Tanya first works as a ride share driver, which does not pay enough to feed them. However, she drives handsome architect student Bryan to his coworker's wedding, they are immediately attracted, so they exchange numbers. Tanya quits the low-paying job, so Melissa gets her an interview at a highly-paid fashion company by fabricating her resume, references and records. Tanya coincidentally plans to study fashion in school. Kenny and Zack back her up.

At the interview, Tanya immediately connects with vice president Rose, who hires her as her assistant. Her coworker Caroline (who coincidentally is Bryan's sister) clashes with her, as she had wanted the position. Tanya does well at the job.

Kenny also becomes more responsible, learning how to cook and taking care of Melissa and Zack. Tanya soon gets very involved with Bryan, and they start dating. While on a date, Tanya sees Rose's fiancé Gus with another woman, which he asks to hide from Rose.

Tanya discovers her siblings use her company credit card to buy luxury items, which she fears will get her in trouble. To make it up to her, they throw her a Spain themed party, as she missed the trip with her friends.

As the company is at risk of closing, Tanya offers to create a fashion presentation to wow both prospective buyers and the company, hosting it at her house. Meanwhile, a distracted Kenny inadvertently lets Melissa eat a marijuana brownie. Extremely high, she injures herself on the backyard skateboard ramp. Preoccupied with work, Tanya accidentally misses Bryan's architectural school ceremony. Upset, Bryan breaks up with her.

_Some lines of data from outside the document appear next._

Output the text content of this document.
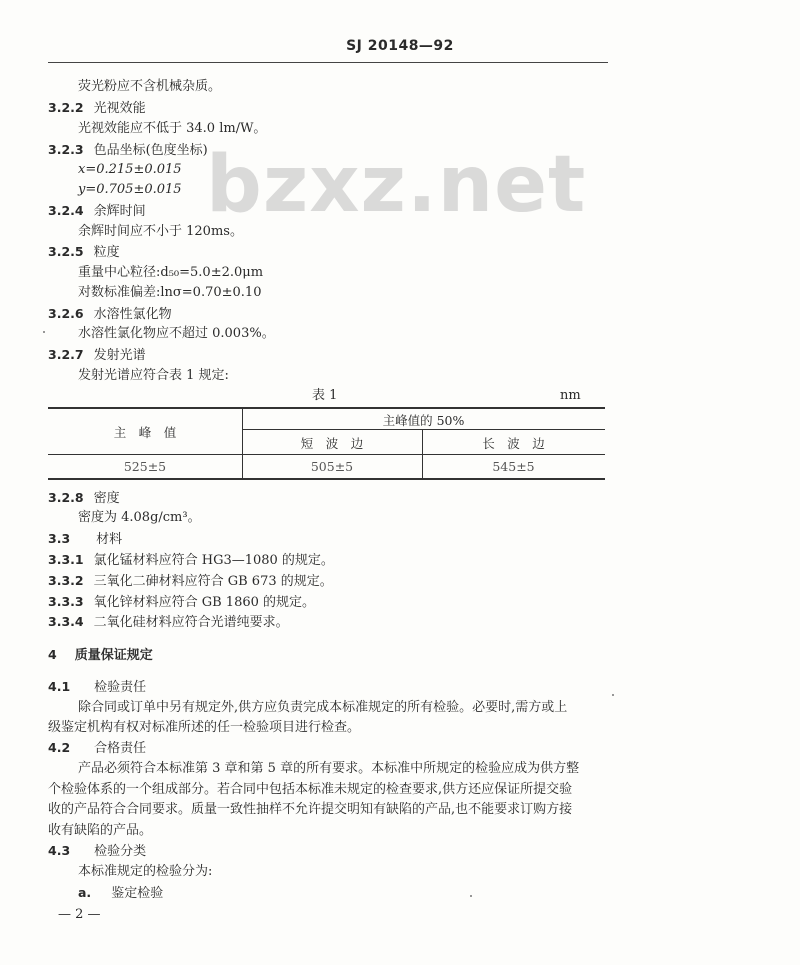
SJ 20148—92
bzxz.net
荧光粉应不含机械杂质。
3.2.2 光视效能
光视效能应不低于 34.0 lm/W。
3.2.3 色品坐标(色度坐标)
x=0.215±0.015
y=0.705±0.015
3.2.4 余辉时间
余辉时间应不小于 120ms。
3.2.5 粒度
重量中心粒径:d₅₀=5.0±2.0μm
对数标准偏差:lnσ=0.70±0.10
3.2.6 水溶性氯化物
水溶性氯化物应不超过 0.003%。
3.2.7 发射光谱
发射光谱应符合表 1 规定:
表 1	nm
主　峰　值
主峰值的 50%
短　波　边	长　波　边
525±5	505±5	545±5
3.2.8 密度
密度为 4.08g/cm³。
3.3 材料
3.3.1 氯化锰材料应符合 HG3—1080 的规定。
3.3.2 三氧化二砷材料应符合 GB 673 的规定。
3.3.3 氧化锌材料应符合 GB 1860 的规定。
3.3.4 二氧化硅材料应符合光谱纯要求。
4 质量保证规定
4.1 检验责任
除合同或订单中另有规定外,供方应负责完成本标准规定的所有检验。必要时,需方或上
级鉴定机构有权对标准所述的任一检验项目进行检查。
4.2 合格责任
产品必须符合本标准第 3 章和第 5 章的所有要求。本标准中所规定的检验应成为供方整
个检验体系的一个组成部分。若合同中包括本标准未规定的检查要求,供方还应保证所提交验
收的产品符合合同要求。质量一致性抽样不允许提交明知有缺陷的产品,也不能要求订购方接
收有缺陷的产品。
4.3 检验分类
本标准规定的检验分为:
a. 鉴定检验
— 2 —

On the night of the presentation, Tanya's siblings help prepare food for the guests, and her friends (back from Spain) model clothes to the buyers and shareholders. Everything goes well, until Joan (back from her trip early) confusingly walks across the runway, and chews out Tanya. The spectators believe it is a stunt and are entertained.

Tanya tells Rose the truth, which she accepts. She offers Tanya to continue at the company, working remotely from school. Tanya makes amends with Caroline, becoming friends. Bryan, also at the presentation, reconciles with Tanya, and they kiss. When Joan asks where Ms. Sturak is, the children explain how and why they disposed of her. Joan does not blame them for what they did, and agrees to keep their secret.

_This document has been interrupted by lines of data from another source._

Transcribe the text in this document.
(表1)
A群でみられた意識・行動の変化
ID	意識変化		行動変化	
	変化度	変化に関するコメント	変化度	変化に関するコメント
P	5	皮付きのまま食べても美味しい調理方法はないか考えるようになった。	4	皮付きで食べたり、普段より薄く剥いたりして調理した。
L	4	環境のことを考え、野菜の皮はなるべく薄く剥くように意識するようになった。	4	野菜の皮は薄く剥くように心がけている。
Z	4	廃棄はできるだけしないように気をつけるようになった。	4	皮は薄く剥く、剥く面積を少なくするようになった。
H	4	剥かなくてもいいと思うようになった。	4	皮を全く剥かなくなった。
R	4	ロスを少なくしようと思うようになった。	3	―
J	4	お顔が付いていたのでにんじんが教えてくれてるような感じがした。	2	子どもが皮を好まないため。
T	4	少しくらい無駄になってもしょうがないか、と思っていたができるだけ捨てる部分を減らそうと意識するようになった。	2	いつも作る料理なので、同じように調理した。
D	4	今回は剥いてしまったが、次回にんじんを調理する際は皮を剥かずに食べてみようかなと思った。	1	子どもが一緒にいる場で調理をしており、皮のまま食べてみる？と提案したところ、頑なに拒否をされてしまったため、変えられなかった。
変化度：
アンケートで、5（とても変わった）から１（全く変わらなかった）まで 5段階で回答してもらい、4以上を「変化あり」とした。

Later, Kenny's best friend Rock asks Rose out, who accepts.

==Production==
A remake of Don't Tell Mom the Babysitter's Dead (1991) was announced in May 2020 to be in development by Treehouse Pictures. It was reported to be written by Chuck Hayward with Bille Woodruff attached to direct and was described as a "present-day retelling centered on a black family". In April 2022, Tyra Banks signed on to play Rose.

In late February 2024, it was reported that the film was ultimately developed by BET+. Additionally, Wade Allain-Marcus replaced Woodruff as director. Banks was replaced by Nicole Richie to play Rose, reportedly due to scheduling conflicts with Banks. She served as executive producer and creative advisor through her SMiZE Productions, where she consulted with the film's marketing strategy. June Squibb, Jermaine Fowler, Ms. Pat and Gus Kenworthy, Simone Joy Jones, Donielle Tremaine Hansley, Miles Fowler, Iantha Richardson, and Tyriq Withers round out the main cast. Principal photography took place in Santa Clarita, California in June 2023.

==Release==
Don't Tell Mom the Babysitter's Dead was released theatrically in the United States by Iconic Events Releasing on April 12, 2024. It began streaming on BET+ on May 16, 2024.

==Reception==
 Metacritic, which uses a weighted average, assigned the film a score of 62 out of 100, based on 10 critics, indicating "generally favorable" reviews.